Enfim, a noite da estréia. Lâmpadas coloridas ornando a entrada, canções entoadas em tons triunfais, prefixos musicais anunciando o início. Tudo conspirando para a magia daqueles momentos, onde pareciam que todos os adultos também eram crianças, divertindo-se com as peripécias, assustados com os lances mais ousados dos equilibristas andando destemidos em estendidas cordas, nas alturas da lona. O suspense das facas incendiadas atingindo de perto seu alvo, a bonita bailarina. A mulher cortada ao meio, dentro do caixote, pelo habilidoso mágico, surgindo, logo depois, inteira, acenando. Risos soltos com as atrapalhadas dos engraçados palhaços. Havia o número do globo da morte, onde dois motociclistas, perigosamente, rodavam em círculos, mantendo o público em silêncio e receio, até que terminassem, recolhendo o reconhecimento em calorosos aplausos. Para os que não conseguiam o dinheiro para os ingressos, sujeitavam-se, alguns, a pequenos serviços em troca de assistirem a imperdível sessão. Engraçado era ver esses voluntários engalanados em fantasias exercendo as funções de condutores do público na plateia, ou ainda como auxiliares na entrada. Havia verdadeira disputa para tais colocações, aquilo, afinal, garantia a franquia para todos os dias, mediante o serviço. Mesmo os que conseguiam o suficiente para comprarem os ingressos, com disciplinadas atitudes e impecávell conduta, não tinham para todas as sessões.Fazia a diferença e nisso ganhava deles os escolhidos como trabalhadores eventuais, apesar do constrangimento das vestes berrantes e estapafúrdias, parecendo parte da comitiva.

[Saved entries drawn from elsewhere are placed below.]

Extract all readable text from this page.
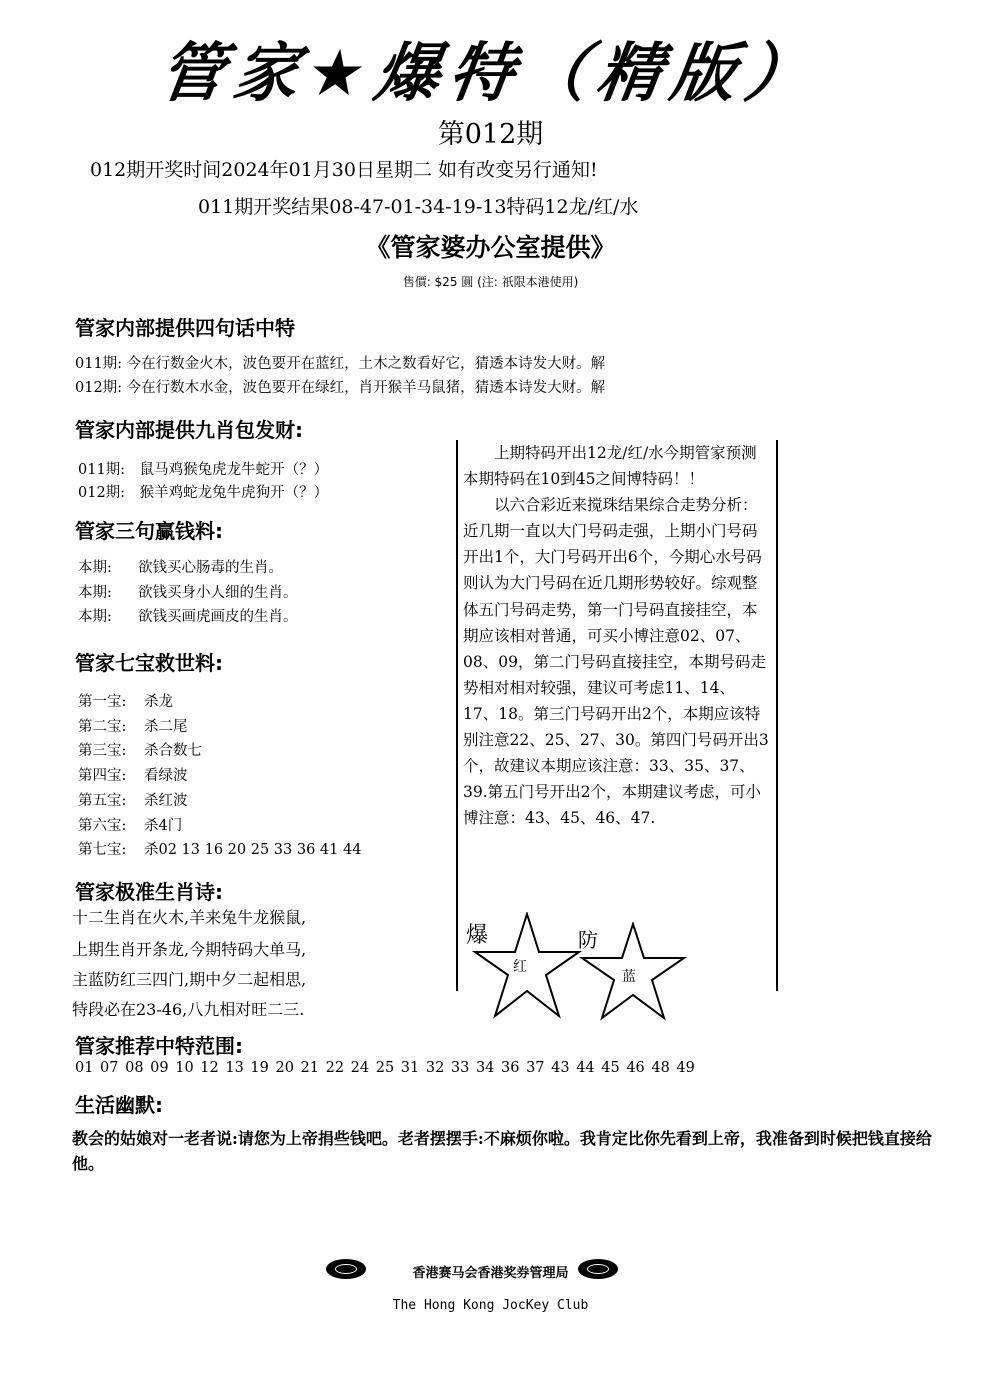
管家★爆特（精版）
第012期
012期开奖时间2024年01月30日星期二 如有改变另行通知!
011期开奖结果08-47-01-34-19-13特码12龙/红/水
《管家婆办公室提供》
售價: $25 圓 (注: 祇限本港使用)
管家内部提供四句话中特
011期: 今在行数金火木，波色要开在蓝红，土木之数看好它，猜透本诗发大财。解
012期: 今在行数木水金，波色要开在绿红，肖开猴羊马鼠猪，猜透本诗发大财。解
管家内部提供九肖包发财:
011期: 鼠马鸡猴兔虎龙牛蛇开（？）
012期: 猴羊鸡蛇龙兔牛虎狗开（？）
管家三句赢钱料:
本期: 欲钱买心肠毒的生肖。
本期: 欲钱买身小人细的生肖。
本期: 欲钱买画虎画皮的生肖。
管家七宝救世料:
第一宝: 杀龙
第二宝: 杀二尾
第三宝: 杀合数七
第四宝: 看绿波
第五宝: 杀红波
第六宝: 杀4门
第七宝: 杀02 13 16 20 25 33 36 41 44
管家极准生肖诗:
十二生肖在火木,羊来兔牛龙猴鼠,
上期生肖开条龙,今期特码大单马,
主蓝防红三四门,期中夕二起相思,
特段必在23-46,八九相对旺二三.

上期特码开出12龙/红/水今期管家预测本期特码在10到45之间博特码！！

以六合彩近来搅珠结果综合走势分析：近几期一直以大门号码走强，上期小门号码开出1个，大门号码开出6个，今期心水号码则认为大门号码在近几期形势较好。综观整体五门号码走势，第一门号码直接挂空，本期应该相对普通，可买小博注意02、07、08、09，第二门号码直接挂空，本期号码走势相对相对较强，建议可考虑11、14、17、18。第三门号码开出2个，本期应该特别注意22、25、27、30。第四门号码开出3个，故建议本期应该注意：33、35、37、39.第五门号开出2个，本期建议考虑，可小博注意：43、45、46、47.

爆
红
防
蓝
管家推荐中特范围:
01 07 08 09 10 12 13 19 20 21 22 24 25 31 32 33 34 36 37 43 44 45 46 48 49
生活幽默:
教会的姑娘对一老者说:请您为上帝捐些钱吧。老者摆摆手:不麻烦你啦。我肯定比你先看到上帝，我准备到时候把钱直接给他。
香港赛马会香港奖券管理局
The Hong Kong JocKey Club
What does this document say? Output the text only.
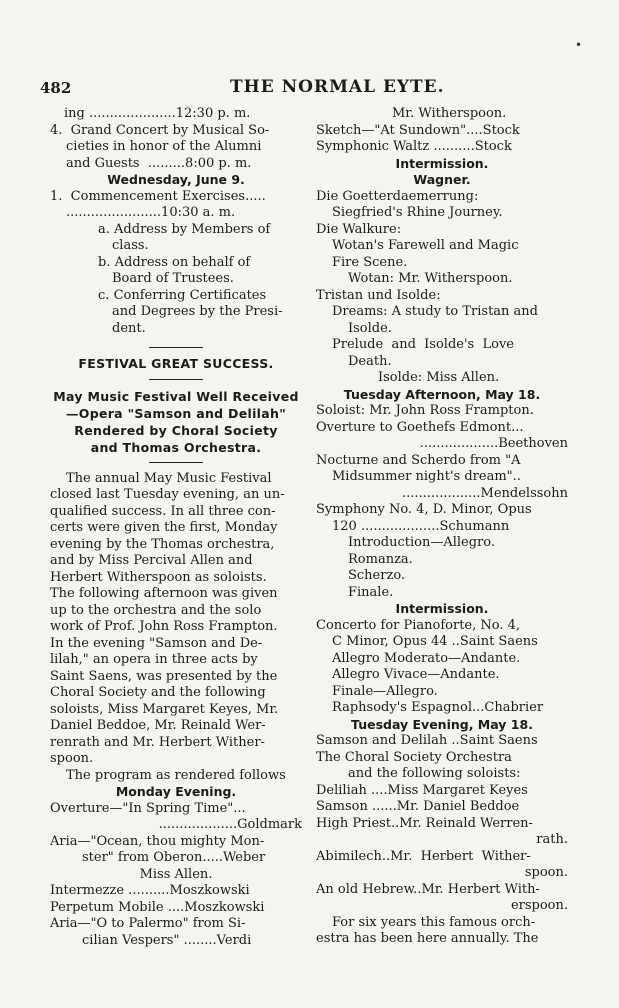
482	THE NORMAL EYTE.
ing .....................12:30 p. m.
4.  Grand Concert by Musical So-
cieties in honor of the Alumni
and Guests  .........8:00 p. m.
Wednesday, June 9.
1.  Commencement Exercises.....
.......................10:30 a. m.
a. Address by Members of
class.
b. Address on behalf of
Board of Trustees.
c. Conferring Certificates
and Degrees by the Presi-
dent.
FESTIVAL GREAT SUCCESS.
May Music Festival Well Received
—Opera "Samson and Delilah"
Rendered by Choral Society
and Thomas Orchestra.
The annual May Music Festival
closed last Tuesday evening, an un-
qualified success. In all three con-
certs were given the first, Monday
evening by the Thomas orchestra,
and by Miss Percival Allen and
Herbert Witherspoon as soloists.
The following afternoon was given
up to the orchestra and the solo
work of Prof. John Ross Frampton.
In the evening "Samson and De-
lilah," an opera in three acts by
Saint Saens, was presented by the
Choral Society and the following
soloists, Miss Margaret Keyes, Mr.
Daniel Beddoe, Mr. Reinald Wer-
renrath and Mr. Herbert Wither-
spoon.
The program as rendered follows
Monday Evening.
Overture—"In Spring Time"...
...................Goldmark
Aria—"Ocean, thou mighty Mon-
ster" from Oberon.....Weber
Miss Allen.
Intermezze ..........Moszkowski
Perpetum Mobile ....Moszkowski
Aria—"O to Palermo" from Si-
cilian Vespers" ........Verdi
Mr. Witherspoon.
Sketch—"At Sundown"....Stock
Symphonic Waltz ..........Stock
Intermission.
Wagner.
Die Goetterdaemerrung:
Siegfried's Rhine Journey.
Die Walkure:
Wotan's Farewell and Magic
Fire Scene.
Wotan: Mr. Witherspoon.
Tristan und Isolde:
Dreams: A study to Tristan and
Isolde.
Prelude  and  Isolde's  Love
Death.
Isolde: Miss Allen.
Tuesday Afternoon, May 18.
Soloist: Mr. John Ross Frampton.
Overture to Goethefs Edmont...
...................Beethoven
Nocturne and Scherdo from "A
Midsummer night's dream"..
...................Mendelssohn
Symphony No. 4, D. Minor, Opus
120 ...................Schumann
Introduction—Allegro.
Romanza.
Scherzo.
Finale.
Intermission.
Concerto for Pianoforte, No. 4,
C Minor, Opus 44 ..Saint Saens
Allegro Moderato—Andante.
Allegro Vivace—Andante.
Finale—Allegro.
Raphsody's Espagnol...Chabrier
Tuesday Evening, May 18.
Samson and Delilah ..Saint Saens
The Choral Society Orchestra
and the following soloists:
Deliliah ....Miss Margaret Keyes
Samson ......Mr. Daniel Beddoe
High Priest..Mr. Reinald Werren-
rath.
Abimilech..Mr.  Herbert  Wither-
spoon.
An old Hebrew..Mr. Herbert With-
erspoon.
For six years this famous orch-
estra has been here annually. The
•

Lá se acotovelavam os pequenos pendurados nas arquibancadas, tábuas rangentes, deslumbrados com os trapezistas, rindo das palhaçadas, curtindo as manjadas mágicas do astuto em fraque e cartola, os olhares cobiçosos dos mais velhos nas plásticas das dançarinas em seus maiôs ousados. Passavam em roupas coloridas os vendedores de pipocas, puxa-puxas, maças do amor, algodão doce, amendoins e refrigerantes, sendo chamados em cada canto daquela arena tumultuada.

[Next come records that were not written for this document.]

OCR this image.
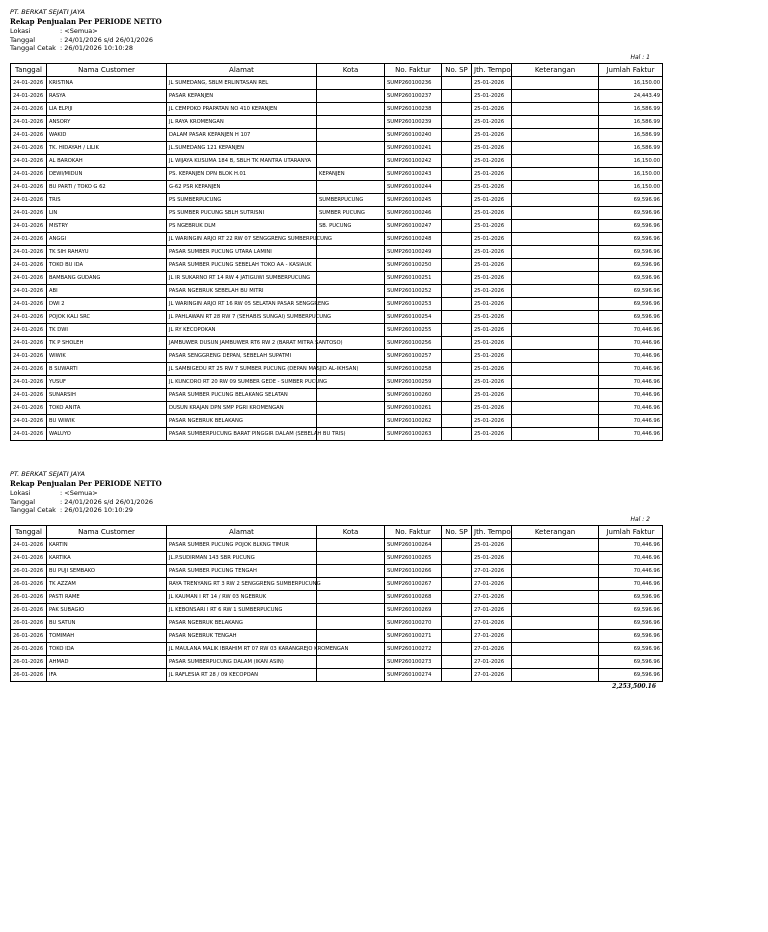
PT. BERKAT SEJATI JAYA
Rekap Penjualan Per PERIODE NETTO
Lokasi	: <Semua>
Tanggal	: 24/01/2026 s/d 26/01/2026
Tanggal Cetak : 26/01/2026 10:10:28
Hal : 1
Tanggal	Nama Customer	Alamat	Kota	No. Faktur	No. SP	Jth. Tempo	Keterangan	Jumlah Faktur
24-01-2026	KRISTINA	JL SUMEDANG, SBLM ERLINTASAN REL		SUMP260100236		25-01-2026		16,150.00
24-01-2026	RASYA	PASAR KEPANJEN		SUMP260100237		25-01-2026		24,443.49
24-01-2026	LIA ELPIJI	JL CEMPOKO PRAPATAN NO 410 KEPANJEN		SUMP260100238		25-01-2026		16,586.99
24-01-2026	ANSORY	JL RAYA KROMENGAN		SUMP260100239		25-01-2026		16,586.99
24-01-2026	WAKID	DALAM PASAR KEPANJEN H 107		SUMP260100240		25-01-2026		16,586.99
24-01-2026	TK. HIDAYAH / LILIK	JL.SUMEDANG 121 KEPANJEN		SUMP260100241		25-01-2026		16,586.99
24-01-2026	AL BAROKAH	JL WIJAYA KUSUMA 184 B, SBLH TK MANTRA UTARANYA		SUMP260100242		25-01-2026		16,150.00
24-01-2026	DEWI/MIDUN	PS. KEPANJEN DPN BLOK H.01	KEPANJEN	SUMP260100243		25-01-2026		16,150.00
24-01-2026	BU PARTI / TOKO G 62	G-62 PSR KEPANJEN		SUMP260100244		25-01-2026		16,150.00
24-01-2026	TRIS	PS SUMBERPUCUNG	SUMBERPUCUNG	SUMP260100245		25-01-2026		69,596.96
24-01-2026	LIN	PS SUMBER PUCUNG SBLH SUTRISNI	SUMBER PUCUNG	SUMP260100246		25-01-2026		69,596.96
24-01-2026	MISTRY	PS NGEBRUK DLM	SB. PUCUNG	SUMP260100247		25-01-2026		69,596.96
24-01-2026	ANGGI	JL WARINGIN ARJO RT 22 RW 07 SENGGRENG SUMBERPUCUNG		SUMP260100248		25-01-2026		69,596.96
24-01-2026	TK SIH RAHAYU	PASAR SUMBER PUCUNG UTARA LAMINI		SUMP260100249		25-01-2026		69,596.96
24-01-2026	TOKO BU IDA	PASAR SUMBER PUCUNG SEBELAH TOKO AA - KASIAUK		SUMP260100250		25-01-2026		69,596.96
24-01-2026	BAMBANG GUDANG	JL IR SUKARNO RT 14 RW 4 JATIGUWI SUMBERPUCUNG		SUMP260100251		25-01-2026		69,596.96
24-01-2026	ABI	PASAR NGEBRUK SEBELAH BU MITRI		SUMP260100252		25-01-2026		69,596.96
24-01-2026	DWI 2	JL WARINGIN ARJO RT 16 RW 05 SELATAN PASAR SENGGRENG		SUMP260100253		25-01-2026		69,596.96
24-01-2026	POJOK KALI SRC	JL PAHLAWAN RT 28 RW 7 (SEHABIS SUNGAI) SUMBERPUCUNG		SUMP260100254		25-01-2026		69,596.96
24-01-2026	TK DWI	JL RY KECOPOKAN		SUMP260100255		25-01-2026		70,446.96
24-01-2026	TK P SHOLEH	JAMBUWER DUSUN JAMBUWER RT6 RW 2 (BARAT MITRA SANTOSO)		SUMP260100256		25-01-2026		70,446.96
24-01-2026	WIWIK	PASAR SENGGRENG DEPAN, SEBELAH SUPATMI		SUMP260100257		25-01-2026		70,446.96
24-01-2026	B SUWARTI	JL SAMBIGEDU RT 25 RW 7 SUMBER PUCUNG (DEPAN MASJID AL-IKHSAN)		SUMP260100258		25-01-2026		70,446.96
24-01-2026	YUSUF	JL KUNCORO RT 20 RW 09 SUMBER GEDE - SUMBER PUCUNG		SUMP260100259		25-01-2026		70,446.96
24-01-2026	SUNARSIH	PASAR SUMBER PUCUNG BELAKANG SELATAN		SUMP260100260		25-01-2026		70,446.96
24-01-2026	TOKO ANITA	DUSUN KRAJAN DPN SMP PGRI KROMENGAN		SUMP260100261		25-01-2026		70,446.96
24-01-2026	BU WIWIK	PASAR NGEBRUK BELAKANG		SUMP260100262		25-01-2026		70,446.96
24-01-2026	WALUYO	PASAR SUMBERPUCUNG BARAT PINGGIR DALAM (SEBELAH BU TRIS)		SUMP260100263		25-01-2026		70,446.96
PT. BERKAT SEJATI JAYA
Rekap Penjualan Per PERIODE NETTO
Lokasi	: <Semua>
Tanggal	: 24/01/2026 s/d 26/01/2026
Tanggal Cetak : 26/01/2026 10:10:29
Hal : 2
Tanggal	Nama Customer	Alamat	Kota	No. Faktur	No. SP	Jth. Tempo	Keterangan	Jumlah Faktur
24-01-2026	KARTIN	PASAR SUMBER PUCUNG POJOK BLKNG TIMUR		SUMP260100264		25-01-2026		70,446.96
24-01-2026	KARTIKA	JL.P.SUDIRMAN 143 SBR PUCUNG		SUMP260100265		25-01-2026		70,446.96
26-01-2026	BU PUJI SEMBAKO	PASAR SUMBER PUCUNG TENGAH		SUMP260100266		27-01-2026		70,446.96
26-01-2026	TK AZZAM	RAYA TRENYANG RT 3 RW 2 SENGGRENG SUMBERPUCUNG		SUMP260100267		27-01-2026		70,446.96
26-01-2026	PASTI RAME	JL KAUMAN I RT 14 / RW 03 NGEBRUK		SUMP260100268		27-01-2026		69,596.96
26-01-2026	PAK SUBAGIO	JL KEBONSARI I RT 6 RW 1 SUMBERPUCUNG		SUMP260100269		27-01-2026		69,596.96
26-01-2026	BU SATUN	PASAR NGEBRUK BELAKANG		SUMP260100270		27-01-2026		69,596.96
26-01-2026	TOMIMAH	PASAR NGEBRUK TENGAH		SUMP260100271		27-01-2026		69,596.96
26-01-2026	TOKO IDA	JL MAULANA MALIK IBRAHIM RT 07 RW 03 KARANGREJO KROMENGAN		SUMP260100272		27-01-2026		69,596.96
26-01-2026	AHMAD	PASAR SUMBERPUCUNG DALAM (IKAN ASIN)		SUMP260100273		27-01-2026		69,596.96
26-01-2026	IFA	JL RAFLESIA RT 28 / 09 KECOPOAN		SUMP260100274		27-01-2026		69,596.96
2,253,500.16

Passadas algumas sessões, perdendo o inédito das apresentações, o público, aos poucos, refluía. Com o passar da euforia, o novo fica chato e velho. Chegava a hora de descer a lona, arrumar os trastes nas carrocerias dos caminhões, buscar novo público. Os alaridos do início apenas na assistência apática dos meninos vendo desmontar seus sonhos e magias.

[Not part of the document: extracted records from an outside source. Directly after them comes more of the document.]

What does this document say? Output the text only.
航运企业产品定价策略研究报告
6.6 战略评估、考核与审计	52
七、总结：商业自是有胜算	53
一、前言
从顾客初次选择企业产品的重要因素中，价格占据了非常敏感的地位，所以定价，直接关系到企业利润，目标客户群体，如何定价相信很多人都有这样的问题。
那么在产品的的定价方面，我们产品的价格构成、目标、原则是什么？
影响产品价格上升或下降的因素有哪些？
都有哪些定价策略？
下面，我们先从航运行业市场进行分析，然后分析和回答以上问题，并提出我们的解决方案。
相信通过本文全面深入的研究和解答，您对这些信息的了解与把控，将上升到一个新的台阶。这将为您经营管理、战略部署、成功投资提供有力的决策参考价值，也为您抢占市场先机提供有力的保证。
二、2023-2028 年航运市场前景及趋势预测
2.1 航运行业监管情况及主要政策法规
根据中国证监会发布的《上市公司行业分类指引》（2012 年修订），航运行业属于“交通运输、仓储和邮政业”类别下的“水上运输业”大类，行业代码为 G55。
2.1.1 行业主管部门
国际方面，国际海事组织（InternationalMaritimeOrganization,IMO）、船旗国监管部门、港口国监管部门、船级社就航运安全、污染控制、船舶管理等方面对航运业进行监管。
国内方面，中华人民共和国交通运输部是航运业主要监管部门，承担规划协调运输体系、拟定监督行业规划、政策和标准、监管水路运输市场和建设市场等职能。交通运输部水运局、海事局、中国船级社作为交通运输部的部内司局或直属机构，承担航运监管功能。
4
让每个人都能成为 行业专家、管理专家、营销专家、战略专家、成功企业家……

Em casa, desestimulados, voltavam as intolerâncias e desobediências, a cobrança pelas lições não realizadas, os horários não cumpridos, tudo retornava a ser como antes. Nos corredores da escola, gritos e xingos, nos recreios desentendimentos e repreensões na diretoria. Voltavam as notas de reprimendas nos cadernos estudantis, a trégua de paz ruía. Uma subentendida rebeldia se instalava,como a reivindicarem mais ânimos para aquelas incipientes vidas.

Com a despedida do Circo, tudo voltava ao normal, e o tédio visitava os juvenis corações, sedentos de emoções e novidades, até a próxima atração...

* Publicado em livro na antologia NOSSOS CASOS, NOSSOS CAUSOS, da Editora CBJE- Rio de Janeiro-RJ, lançamento setembro 2015.